Our study provides the first large-scale evidence on the occurrence of FinTech innovation and the value that it brings to innovators, industries, and incumbent firms. Using a unique dataset of U.S. patent filings by public firms, private firms, and non-firm inventors, we apply text-based machine learning to identify and classify FinTech innovations. To measure the market value such innovations, we develop and apply a new empirical method that combines stock market reactions with estimated innovation intensities. We find that FinTech innovations are generally valuable to innovators and to the financial sector as a whole.
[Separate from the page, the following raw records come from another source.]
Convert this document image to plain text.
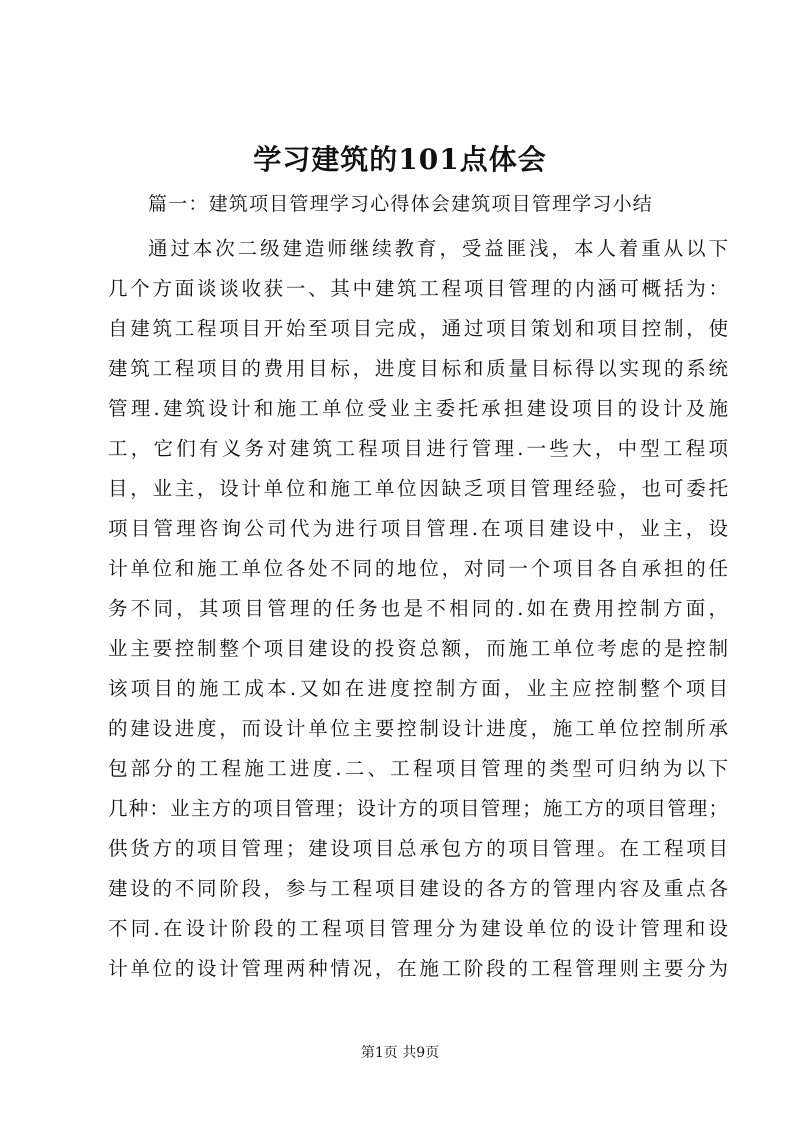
学习建筑的101点体会
篇一：建筑项目管理学习心得体会建筑项目管理学习小结
通过本次二级建造师继续教育，受益匪浅，本人着重从以下
几个方面谈谈收获一、其中建筑工程项目管理的内涵可概括为：
自建筑工程项目开始至项目完成，通过项目策划和项目控制，使
建筑工程项目的费用目标，进度目标和质量目标得以实现的系统
管理.建筑设计和施工单位受业主委托承担建设项目的设计及施
工，它们有义务对建筑工程项目进行管理.一些大，中型工程项
目，业主，设计单位和施工单位因缺乏项目管理经验，也可委托
项目管理咨询公司代为进行项目管理.在项目建设中，业主，设
计单位和施工单位各处不同的地位，对同一个项目各自承担的任
务不同，其项目管理的任务也是不相同的.如在费用控制方面，
业主要控制整个项目建设的投资总额，而施工单位考虑的是控制
该项目的施工成本.又如在进度控制方面，业主应控制整个项目
的建设进度，而设计单位主要控制设计进度，施工单位控制所承
包部分的工程施工进度.二、工程项目管理的类型可归纳为以下
几种：业主方的项目管理；设计方的项目管理；施工方的项目管理；
供货方的项目管理；建设项目总承包方的项目管理。在工程项目
建设的不同阶段，参与工程项目建设的各方的管理内容及重点各
不同.在设计阶段的工程项目管理分为建设单位的设计管理和设
计单位的设计管理两种情况，在施工阶段的工程管理则主要分为
第1页 共9页
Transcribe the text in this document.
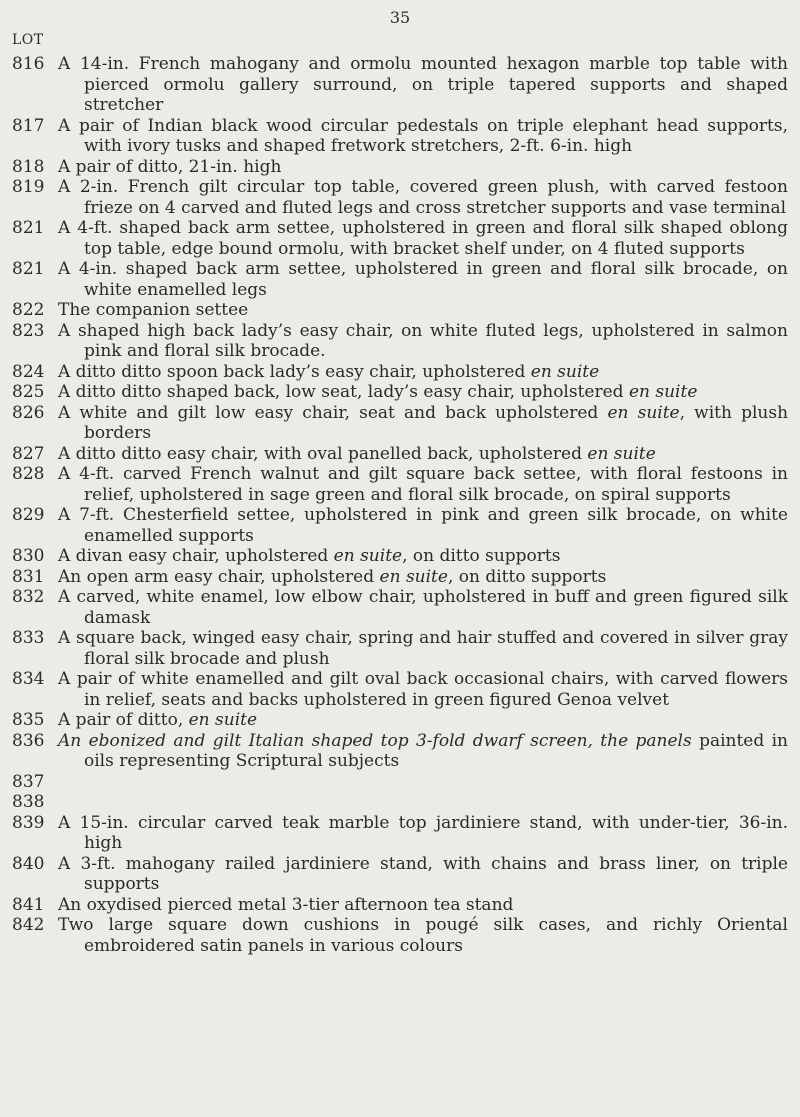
35
LOT
816 A 14-in. French mahogany and ormolu mounted hexagon marble top table with pierced ormolu gallery surround, on triple tapered supports and shaped stretcher
817 A pair of Indian black wood circular pedestals on triple elephant head supports, with ivory tusks and shaped fretwork stretchers, 2-ft. 6-in. high
818 A pair of ditto, 21-in. high
819 A 2-in. French gilt circular top table, covered green plush, with carved festoon frieze on 4 carved and fluted legs and cross stretcher supports and vase terminal
821 A 4-ft. shaped back arm settee, upholstered in green and floral silk shaped oblong top table, edge bound ormolu, with bracket shelf under, on 4 fluted supports
821 A 4-in. shaped back arm settee, upholstered in green and floral silk brocade, on white enamelled legs
822 The companion settee
823 A shaped high back lady’s easy chair, on white fluted legs, upholstered in salmon pink and floral silk brocade.
824 A ditto ditto spoon back lady’s easy chair, upholstered en suite
825 A ditto ditto shaped back, low seat, lady’s easy chair, upholstered en suite
826 A white and gilt low easy chair, seat and back upholstered en suite, with plush borders
827 A ditto ditto easy chair, with oval panelled back, upholstered en suite
828 A 4-ft. carved French walnut and gilt square back settee, with floral festoons in relief, upholstered in sage green and floral silk brocade, on spiral supports
829 A 7-ft. Chesterfield settee, upholstered in pink and green silk brocade, on white enamelled supports
830 A divan easy chair, upholstered en suite, on ditto supports
831 An open arm easy chair, upholstered en suite, on ditto supports
832 A carved, white enamel, low elbow chair, upholstered in buff and green figured silk damask
833 A square back, winged easy chair, spring and hair stuffed and covered in silver gray floral silk brocade and plush
834 A pair of white enamelled and gilt oval back occasional chairs, with carved flowers in relief, seats and backs upholstered in green figured Genoa velvet
835 A pair of ditto, en suite
836 An ebonized and gilt Italian shaped top 3-fold dwarf screen, the panels painted in oils representing Scriptural subjects
837
838
839 A 15-in. circular carved teak marble top jardiniere stand, with under-tier, 36-in. high
840 A 3-ft. mahogany railed jardiniere stand, with chains and brass liner, on triple supports
841 An oxydised pierced metal 3-tier afternoon tea stand
842 Two large square down cushions in pougé silk cases, and richly Oriental embroidered satin panels in various colours
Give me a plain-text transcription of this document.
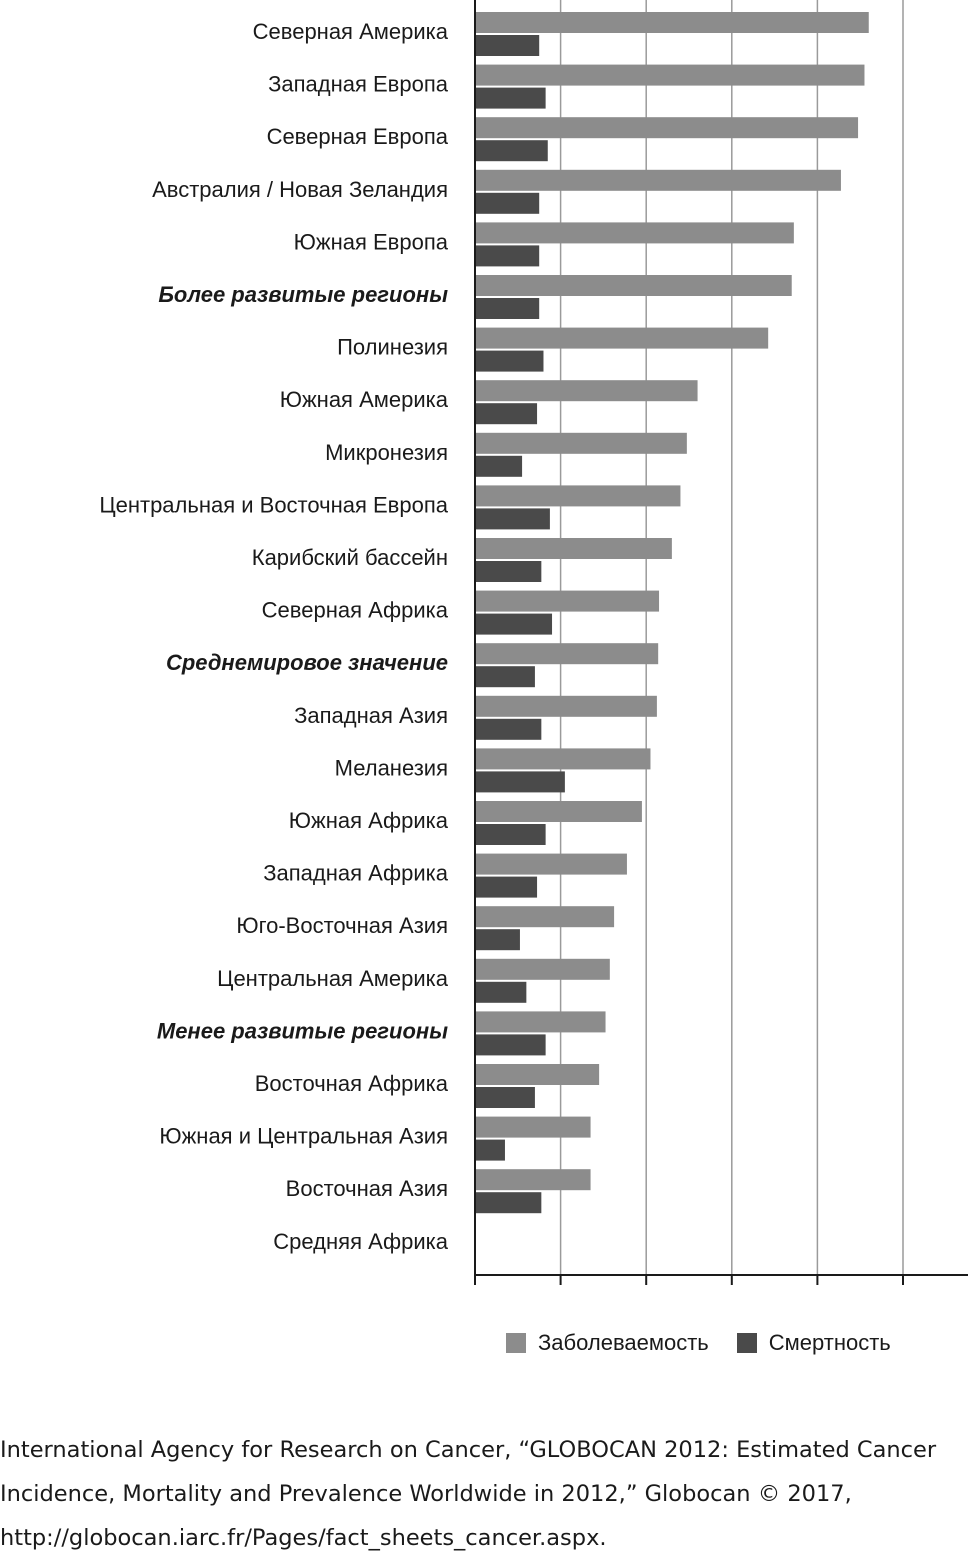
Северная Америка
Западная Европа
Северная Европа
Австралия / Новая Зеландия
Южная Европа
Более развитые регионы
Полинезия
Южная Америка
Микронезия
Центральная и Восточная Европа
Карибский бассейн
Северная Африка
Среднемировое значение
Западная Азия
Меланезия
Южная Африка
Западная Африка
Юго-Восточная Азия
Центральная Америка
Менее развитые регионы
Восточная Африка
Южная и Центральная Азия
Восточная Азия
Средняя Африка
Заболеваемость	Смертность
International Agency for Research on Cancer, “GLOBOCAN 2012: Estimated Cancer
Incidence, Mortality and Prevalence Worldwide in 2012,” Globocan © 2017,
http://globocan.iarc.fr/Pages/fact_sheets_cancer.aspx.
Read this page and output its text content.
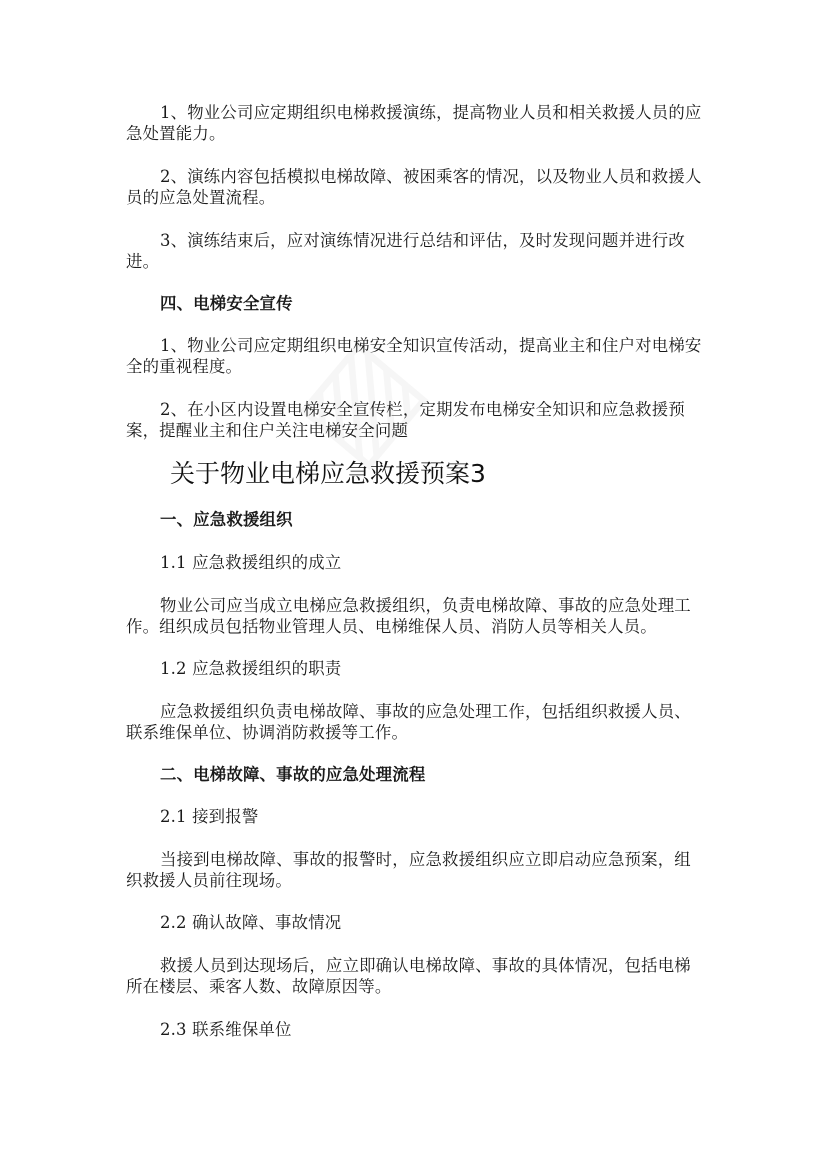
1、物业公司应定期组织电梯救援演练，提高物业人员和相关救援人员的应
急处置能力。
2、演练内容包括模拟电梯故障、被困乘客的情况，以及物业人员和救援人
员的应急处置流程。
3、演练结束后，应对演练情况进行总结和评估，及时发现问题并进行改
进。
四、电梯安全宣传
1、物业公司应定期组织电梯安全知识宣传活动，提高业主和住户对电梯安
全的重视程度。
2、在小区内设置电梯安全宣传栏，定期发布电梯安全知识和应急救援预
案，提醒业主和住户关注电梯安全问题
关于物业电梯应急救援预案3
一、应急救援组织
1.1 应急救援组织的成立
物业公司应当成立电梯应急救援组织，负责电梯故障、事故的应急处理工
作。组织成员包括物业管理人员、电梯维保人员、消防人员等相关人员。
1.2 应急救援组织的职责
应急救援组织负责电梯故障、事故的应急处理工作，包括组织救援人员、
联系维保单位、协调消防救援等工作。
二、电梯故障、事故的应急处理流程
2.1 接到报警
当接到电梯故障、事故的报警时，应急救援组织应立即启动应急预案，组
织救援人员前往现场。
2.2 确认故障、事故情况
救援人员到达现场后，应立即确认电梯故障、事故的具体情况，包括电梯
所在楼层、乘客人数、故障原因等。
2.3 联系维保单位
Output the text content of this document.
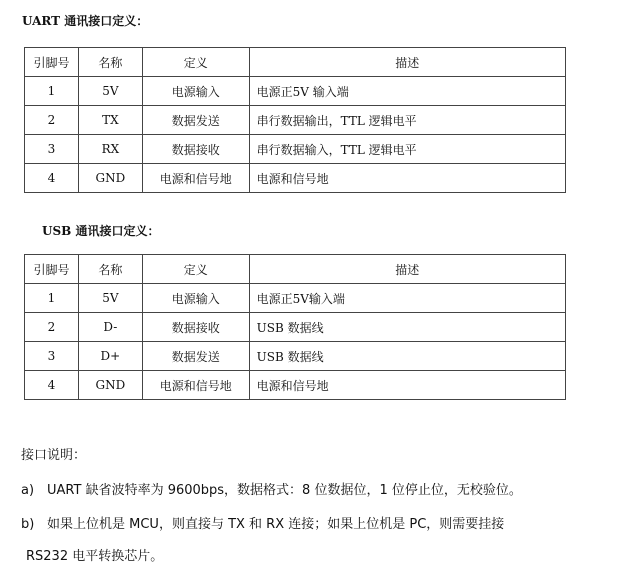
UART 通讯接口定义：
引脚号	名称	定义	描述
1	5V	电源输入	电源正5V 输入端
2	TX	数据发送	串行数据输出，TTL 逻辑电平
3	RX	数据接收	串行数据输入，TTL 逻辑电平
4	GND	电源和信号地	电源和信号地
USB 通讯接口定义：
引脚号	名称	定义	描述
1	5V	电源输入	电源正5V输入端
2	D-	数据接收	USB 数据线
3	D+	数据发送	USB 数据线
4	GND	电源和信号地	电源和信号地
接口说明：
a) UART 缺省波特率为 9600bps，数据格式：8 位数据位，1 位停止位，无校验位。
b) 如果上位机是 MCU，则直接与 TX 和 RX 连接；如果上位机是 PC，则需要挂接
RS232 电平转换芯片。
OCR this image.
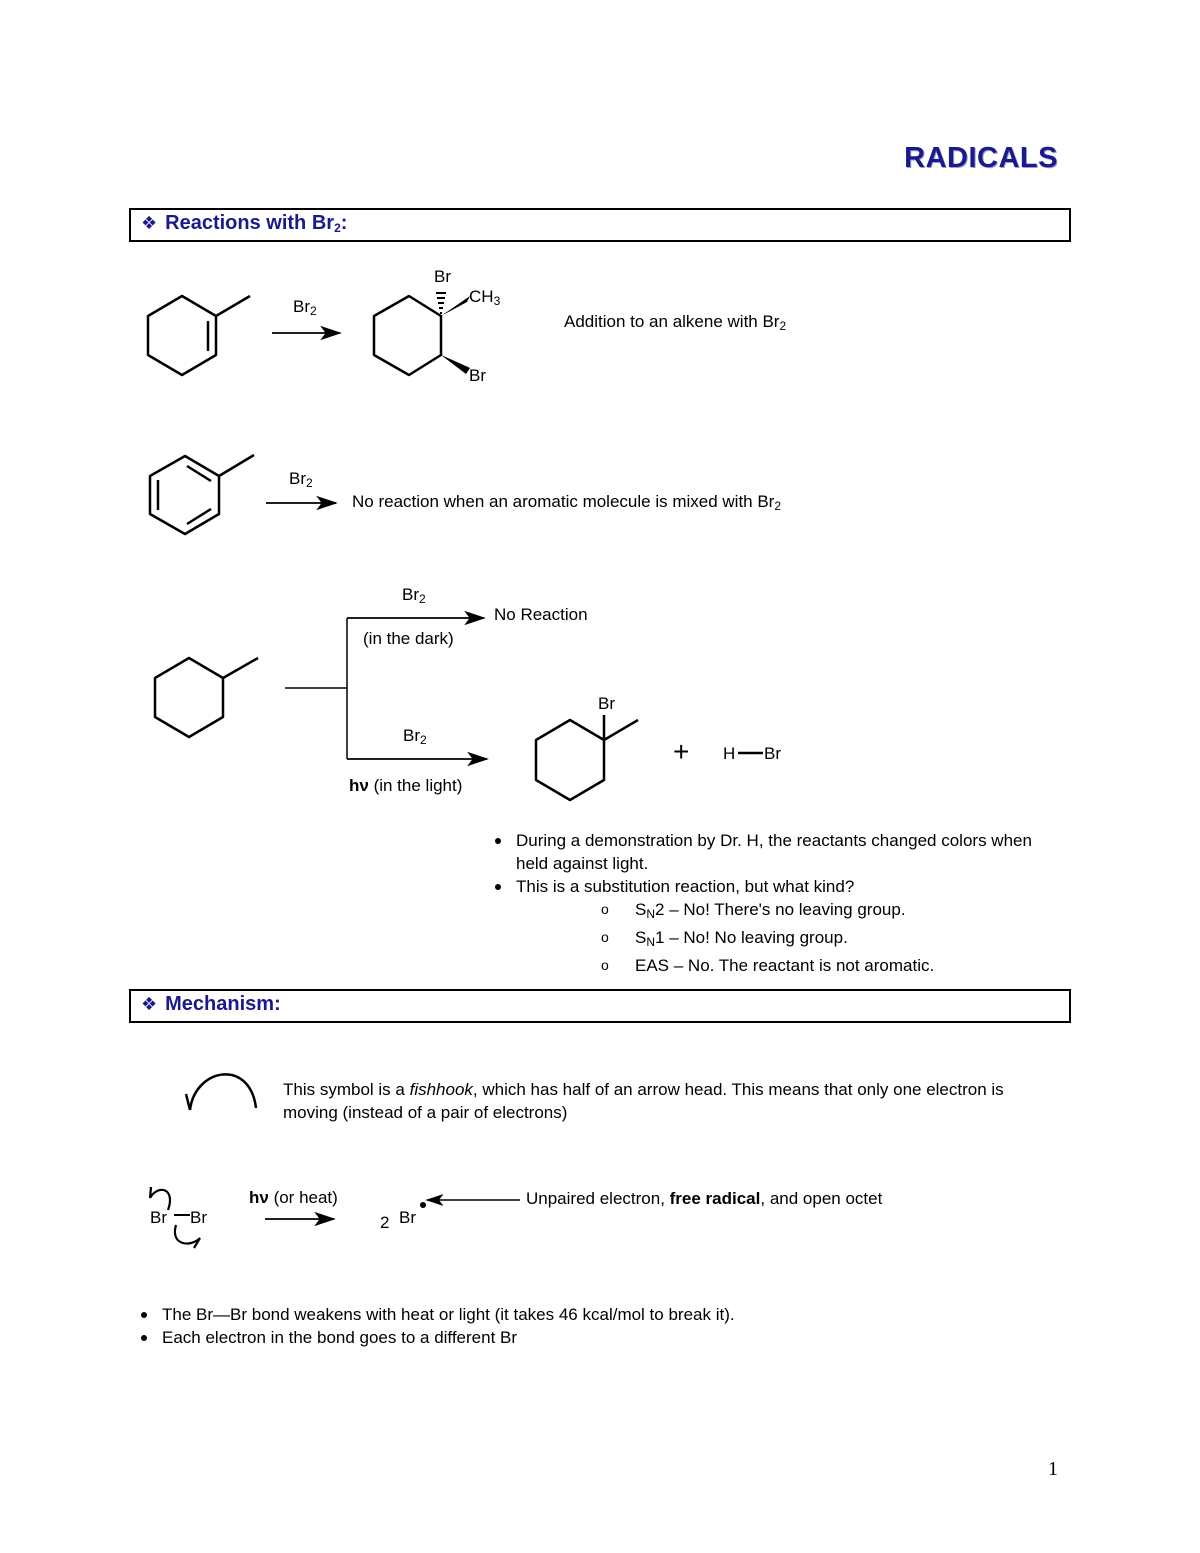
RADICALS
❖ Reactions with $Br_2$:
$Br_2$
Br
$CH_3$
Br
Addition to an alkene with $Br_2$
$Br_2$
No reaction when an aromatic molecule is mixed with $Br_2$
$Br_2$
(in the dark)
No Reaction
$Br_2$
hν (in the light)
Br
+ H Br
During a demonstration by Dr. H, the reactants changed colors when held against light.
This is a substitution reaction, but what kind?
o $S_N2$ – No! There's no leaving group.
o $S_N1$ – No! No leaving group.
o EAS – No. The reactant is not aromatic.
❖ Mechanism:
This symbol is a fishhook, which has half of an arrow head. This means that only one electron is moving (instead of a pair of electrons)
Br Br
hν (or heat)
2 Br
Unpaired electron, free radical, and open octet
The Br—Br bond weakens with heat or light (it takes 46 kcal/mol to break it).
Each electron in the bond goes to a different Br
1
However, certain types of FinTech innovation can impact some financial industries negatively, particularly when the innovation comes from a nonfinancial startup and is based on disruptive technology. Market-share leaders that have invested heavily in their own innovation can avoid much of the harm from disruptive FinTech innovation by nonfinancial startups.

The findings of our study have implications for how managers of financial firms can best direct scarce R&D resources to pursue certain types of FinTech innovation or protect against disruptive innovation by nonfinancial startups. Also, our findings show that certain types of FinTech innovation can have positive value effects for some financial industries but negative value effects for others. This suggests that regulators should take into account the varied nature of interactions between industry type and technology type when considering how to regulate FinTech startups. Finally, our findings can provide guidance to venture capitalists and other early-stage investors about how to value different types of FinTech-related intellectual property.